Daphné

Je n’ai jamais été le genre de fille à fitter dans une case. Même si j’avais voulu, mes parents avaient décidé avant même que je sois née que je serais un beau mix de bien des affaires (tu l’auras compris, je suis métisse). Puis, quand j’étais petite, je rêvais de devenir surfeuse professionnelle/écrivaine prolifique.

 

Au début du secondaire j’avais un style qui criait « j’adore Billy Talent » mais quand tu regardais dans mon iPod, j’écoutais Boulbi de Booba (« Bordel, quand on rentre sur la piiiiste »). Je me tenais autant avec les bolés qu’avec les p’tits wannabe voyous. Je me suis toujours vu nulle part et partout à la fois. C’était d’ailleurs très bien comme ça, j’ownais mes différences et mes contradictions.

 

Rendue au cégep, tout s’est gâté. Je rentrais en Création littéraire et j’ai vite compris que dans la vie, il faut que tu choisisses un camp (ou plutôt, c’est ce que je croyais à l’époque). Dans ce contexte-là, c’était rentré dans le camp des intellos marginaux : mission impossible. Même si je pouvais autant te réciter du Proust et boire mon café dans un pot Masson, bah, moi… j’aimais mieux le boire chez nous avant de venir en classe. La « marginalité » était devenue la norme, mais ça en était une qui fallait respecter à tout prix. Lire Nelly Arcan et Simone de Beauvoir, se proclamer féministe, mais écouter du gros rap juste après, ça ne passait simplement pas, ce n’était pas cohérent. Il fallait que je m’attèle à fitter, de mes bottines jusqu’à mes goûts musicaux. Pour une fille comme moi, ce n’était pas si simple et ce n’était clairement pas quelque chose de naturel.

 

Un moment donné, j’ai simplement compris que la norme c’est du gros n’importe quoi.

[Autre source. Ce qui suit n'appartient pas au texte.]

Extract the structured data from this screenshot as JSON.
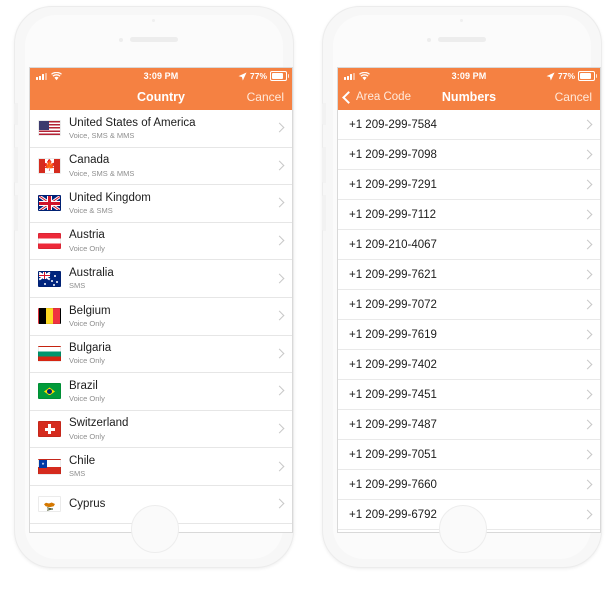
{
  "phones": [
    {
      "id": "country-picker",
      "statusbar": {
        "time": "3:09 PM",
        "battery_percent": "77%",
        "signal_icon": "signal-bars-icon",
        "wifi_icon": "wifi-icon",
        "location_icon": "location-arrow-icon",
        "battery_icon": "battery-icon"
      },
      "navbar": {
        "title": "Country",
        "right_label": "Cancel",
        "back_label": null
      },
      "rows": [
        {
          "name": "United States of America",
          "sub": "Voice, SMS & MMS",
          "flag": "f-us"
        },
        {
          "name": "Canada",
          "sub": "Voice, SMS & MMS",
          "flag": "f-ca"
        },
        {
          "name": "United Kingdom",
          "sub": "Voice & SMS",
          "flag": "f-uk"
        },
        {
          "name": "Austria",
          "sub": "Voice Only",
          "flag": "f-at"
        },
        {
          "name": "Australia",
          "sub": "SMS",
          "flag": "f-au"
        },
        {
          "name": "Belgium",
          "sub": "Voice Only",
          "flag": "f-be"
        },
        {
          "name": "Bulgaria",
          "sub": "Voice Only",
          "flag": "f-bg"
        },
        {
          "name": "Brazil",
          "sub": "Voice Only",
          "flag": "f-br"
        },
        {
          "name": "Switzerland",
          "sub": "Voice Only",
          "flag": "f-ch"
        },
        {
          "name": "Chile",
          "sub": "SMS",
          "flag": "f-cl"
        },
        {
          "name": "Cyprus",
          "sub": "",
          "flag": "f-cy"
        }
      ]
    },
    {
      "id": "numbers-picker",
      "statusbar": {
        "time": "3:09 PM",
        "battery_percent": "77%",
        "signal_icon": "signal-bars-icon",
        "wifi_icon": "wifi-icon",
        "location_icon": "location-arrow-icon",
        "battery_icon": "battery-icon"
      },
      "navbar": {
        "title": "Numbers",
        "right_label": "Cancel",
        "back_label": "Area Code"
      },
      "numbers": [
        "+1 209-299-7584",
        "+1 209-299-7098",
        "+1 209-299-7291",
        "+1 209-299-7112",
        "+1 209-210-4067",
        "+1 209-299-7621",
        "+1 209-299-7072",
        "+1 209-299-7619",
        "+1 209-299-7402",
        "+1 209-299-7451",
        "+1 209-299-7487",
        "+1 209-299-7051",
        "+1 209-299-7660",
        "+1 209-299-6792"
      ]
    }
  ],
  "colors": {
    "accent_orange": "#F58142",
    "row_separator": "#e6e6e6",
    "primary_text": "#1c1c1c",
    "secondary_text": "#8e8e8e",
    "chevron": "#c8c8c8"
  }
}
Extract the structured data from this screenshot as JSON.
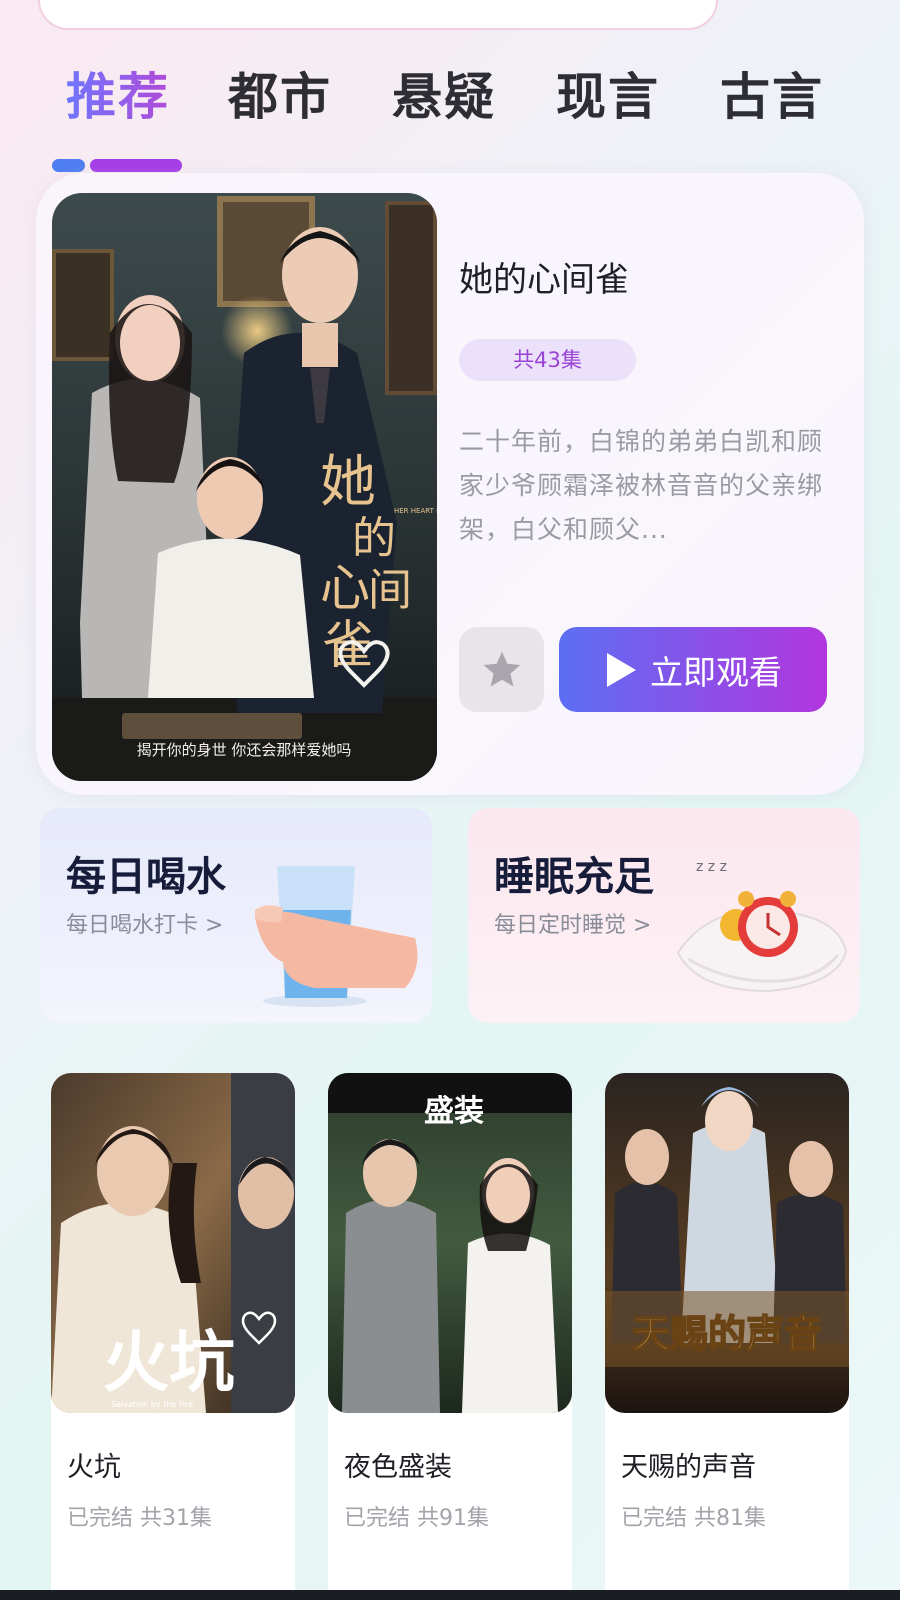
{
  "tabs": [
    {
      "label": "推荐",
      "active": true
    },
    {
      "label": "都市",
      "active": false
    },
    {
      "label": "悬疑",
      "active": false
    },
    {
      "label": "现言",
      "active": false
    },
    {
      "label": "古言",
      "active": false
    }
  ],
  "feature": {
    "title": "她的心间雀",
    "episodes": "共43集",
    "synopsis": "二十年前，白锦的弟弟白凯和顾家少爷顾霜泽被林音音的父亲绑架，白父和顾父...",
    "poster_title": "她的心间雀",
    "poster_subtitle_en": "HER HEART BIRD",
    "poster_tagline": "揭开你的身世  你还会那样爱她吗",
    "watch_label": "立即观看",
    "favorite_icon": "star-icon",
    "play_icon": "play-icon"
  },
  "widgets": [
    {
      "title": "每日喝水",
      "subtitle": "每日喝水打卡 >"
    },
    {
      "title": "睡眠充足",
      "subtitle": "每日定时睡觉 >"
    }
  ],
  "dramas": [
    {
      "name": "火坑",
      "meta": "已完结 共31集",
      "poster_text": "火坑",
      "poster_sub": "Salvation by the Fire"
    },
    {
      "name": "夜色盛装",
      "meta": "已完结 共91集",
      "poster_text": "盛装"
    },
    {
      "name": "天赐的声音",
      "meta": "已完结 共81集",
      "poster_text": "天赐的声音"
    }
  ],
  "colors": {
    "accent_start": "#5c6ff3",
    "accent_end": "#b236de",
    "pill_bg": "#ece1fb",
    "pill_text": "#9a44d6"
  }
}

Autant dans un endroit X ça peut être de conduire une Civic et porter un chandail léopard, autant dans un autre, ça peut être d’être végétarien et de porter des Dr. Martens. Tout est extrêmement relatif. Ce n’est pas parce qu’on aime et s’intéresse à plusieurs choses différentes, qui de prime abord semblent contradictoires dans les yeux des autres, qu’on est nécessairement incohérent.

 

La pluralité et l’éclectisme ont toujours été mes mantras de vie, je ne peux simplement pas faire sans. C’est ce qui me permet de m’ouvrir sans cesse au monde, de découvrir de nouveaux intérêts, de m’interroger et d’aimer. Si je perdais autant d’énergie qu’avant à vouloir rentrer dans une case à tout prix, il ne m’en resterait plus autant pour le reste. C’est une leçon de vie qui m’a aussi appris à accepter les autres dans leurs propres « incohérences », parce qu’en tant qu’être humain bien banal que nous sommes, on aime un peu trop quand tout est logique, catégorisé, harmonieux. La vérité c’est que presque rien ne l’est.

Sur ce, je vais continuer d’écouter du trap, en lisant Romain Gary, après avoir fait du yoga et avant d’aller boire un mojito, un lundi d’hiver à -15 degrés. Cheers!